If a diagnostic has extra arguments, these will be described in the individual diagnostic documentation.

Running the monitoring diagnostics

Each state-of-the-art diagnostic is implemented as a Python class and can be run independently. All the diagnostic have a command line interface that can be used to run them. A YAML configuration file is provided to set the options for the diagnostics.
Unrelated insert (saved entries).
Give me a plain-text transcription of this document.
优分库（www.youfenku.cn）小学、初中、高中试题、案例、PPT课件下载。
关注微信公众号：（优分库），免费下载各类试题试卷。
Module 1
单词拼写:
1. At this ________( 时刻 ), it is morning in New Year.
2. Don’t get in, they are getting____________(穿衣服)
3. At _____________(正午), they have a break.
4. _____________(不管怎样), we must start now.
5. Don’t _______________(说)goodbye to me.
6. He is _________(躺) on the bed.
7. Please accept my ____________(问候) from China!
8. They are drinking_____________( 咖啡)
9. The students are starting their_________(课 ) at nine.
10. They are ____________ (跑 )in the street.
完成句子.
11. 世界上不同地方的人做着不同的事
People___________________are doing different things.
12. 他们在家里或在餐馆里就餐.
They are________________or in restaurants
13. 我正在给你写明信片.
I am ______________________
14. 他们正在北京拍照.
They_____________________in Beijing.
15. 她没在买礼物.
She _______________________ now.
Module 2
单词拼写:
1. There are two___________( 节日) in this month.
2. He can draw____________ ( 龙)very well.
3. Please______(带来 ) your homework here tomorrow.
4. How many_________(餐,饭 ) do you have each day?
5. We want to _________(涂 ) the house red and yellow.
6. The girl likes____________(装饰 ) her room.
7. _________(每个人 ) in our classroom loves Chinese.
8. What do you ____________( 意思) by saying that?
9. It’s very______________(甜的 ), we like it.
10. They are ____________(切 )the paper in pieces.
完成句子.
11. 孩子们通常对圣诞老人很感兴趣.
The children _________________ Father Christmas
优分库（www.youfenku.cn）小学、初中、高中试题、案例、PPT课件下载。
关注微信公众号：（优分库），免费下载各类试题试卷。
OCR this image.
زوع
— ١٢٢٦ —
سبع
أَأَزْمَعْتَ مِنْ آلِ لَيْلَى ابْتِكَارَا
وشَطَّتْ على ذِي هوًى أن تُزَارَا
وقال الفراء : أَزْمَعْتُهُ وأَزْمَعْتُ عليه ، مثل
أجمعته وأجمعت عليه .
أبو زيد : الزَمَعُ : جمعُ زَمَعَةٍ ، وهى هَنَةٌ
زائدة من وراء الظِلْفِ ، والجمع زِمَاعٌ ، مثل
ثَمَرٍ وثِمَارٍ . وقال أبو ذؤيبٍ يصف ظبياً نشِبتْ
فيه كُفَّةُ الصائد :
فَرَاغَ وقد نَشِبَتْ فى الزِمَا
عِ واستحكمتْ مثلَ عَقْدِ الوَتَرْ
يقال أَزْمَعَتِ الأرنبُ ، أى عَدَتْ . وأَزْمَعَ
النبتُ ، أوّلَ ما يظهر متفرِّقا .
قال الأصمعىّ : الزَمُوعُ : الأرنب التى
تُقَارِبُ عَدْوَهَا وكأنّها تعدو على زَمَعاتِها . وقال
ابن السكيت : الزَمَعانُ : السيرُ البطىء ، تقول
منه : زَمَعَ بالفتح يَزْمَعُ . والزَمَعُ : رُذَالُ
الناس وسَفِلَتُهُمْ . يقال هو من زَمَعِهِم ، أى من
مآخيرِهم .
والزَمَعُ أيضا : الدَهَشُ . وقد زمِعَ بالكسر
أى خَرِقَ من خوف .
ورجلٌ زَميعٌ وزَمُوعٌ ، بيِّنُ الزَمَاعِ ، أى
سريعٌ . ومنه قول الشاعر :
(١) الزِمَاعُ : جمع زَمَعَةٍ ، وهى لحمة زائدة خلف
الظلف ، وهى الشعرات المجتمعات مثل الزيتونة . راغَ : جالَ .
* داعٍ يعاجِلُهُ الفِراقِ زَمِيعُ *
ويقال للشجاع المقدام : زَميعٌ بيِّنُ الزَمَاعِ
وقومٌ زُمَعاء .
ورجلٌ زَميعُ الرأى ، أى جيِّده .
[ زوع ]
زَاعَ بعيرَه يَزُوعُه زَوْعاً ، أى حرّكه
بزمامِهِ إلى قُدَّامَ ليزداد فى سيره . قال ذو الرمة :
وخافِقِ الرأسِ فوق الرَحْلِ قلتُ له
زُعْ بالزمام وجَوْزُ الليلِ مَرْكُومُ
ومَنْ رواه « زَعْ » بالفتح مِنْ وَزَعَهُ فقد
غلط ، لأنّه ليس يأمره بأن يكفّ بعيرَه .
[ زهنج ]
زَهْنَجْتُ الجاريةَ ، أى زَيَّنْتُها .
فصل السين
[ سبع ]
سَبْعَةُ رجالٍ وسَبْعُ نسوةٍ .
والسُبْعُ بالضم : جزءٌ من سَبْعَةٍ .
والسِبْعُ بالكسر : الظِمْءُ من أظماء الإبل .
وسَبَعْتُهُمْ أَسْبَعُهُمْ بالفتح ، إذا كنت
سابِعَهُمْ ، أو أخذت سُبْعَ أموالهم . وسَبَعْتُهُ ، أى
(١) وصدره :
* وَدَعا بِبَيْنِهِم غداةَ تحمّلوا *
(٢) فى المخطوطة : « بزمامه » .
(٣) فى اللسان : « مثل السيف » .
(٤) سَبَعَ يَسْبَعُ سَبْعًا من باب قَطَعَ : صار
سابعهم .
Together with the individual diagnostics command line interfaces, AQUA provides an entry point to run all the diagnostics in a single command, with a shared Dask cluster, shared output directory and with parallelization. The entry point is called aqua analysis and all the details can be found in AQUA analysis wrapper.

Warning

The analysis has to be performed preferrably on Low Resolution Archive (LRA) data, meaning that data should be aggregated to a resolution of 1 degree in both latitude and longitude and to a monthly frequency. It is available the option to regrid the data on the fly, but the memory usage may be highly increased and it may be preferrable to run the diagnostics individually.

Minimum Data Requirements

In order to obtain meaningful results, the diagnostics require a minimum amount of data. Here you can find the minimum requirements for each diagnostic.

Diagnostic

Minimum Data Required

Global Biases

12 months (1 year)

ecmean

12 months (1 year)

Timeseries

2 months

Seasonal Cycles

2 months

Gregory Plot

2 months

Lat-Lon Profiles

12 months (1 year)

Histogram

12 months (1 year)

Ocean Stratification

12 months (1 year)

Ocean Trends

12 months (1 year)

Ocean Drift (Hovmoller)

2 months

Radiation

2 months

Seaice

1 month (12 months when computing seasonal cycle)

Teleconnections

24 months (2 years)

Note

All diagnostics enforce the minimum data requirement at retrieval time via a NotEnoughDataError. If the available data falls below the threshold, the diagnostic will not run and the error will be reported in the log. Some diagnostics (e.g. Seasonal Cycles) may produce less meaningful results at their minimum threshold — the value reflects the technical lower bound, not the recommended input size.

Note

If you are a developer you can enforce the minimum data requirements by using the months_required argument in the retrieve and _retrieve methods available in the diagnostic core. The conventional way is to define a class-level constant MINIMUM_MONTHS_REQUIRED and pass it to the retrieve call.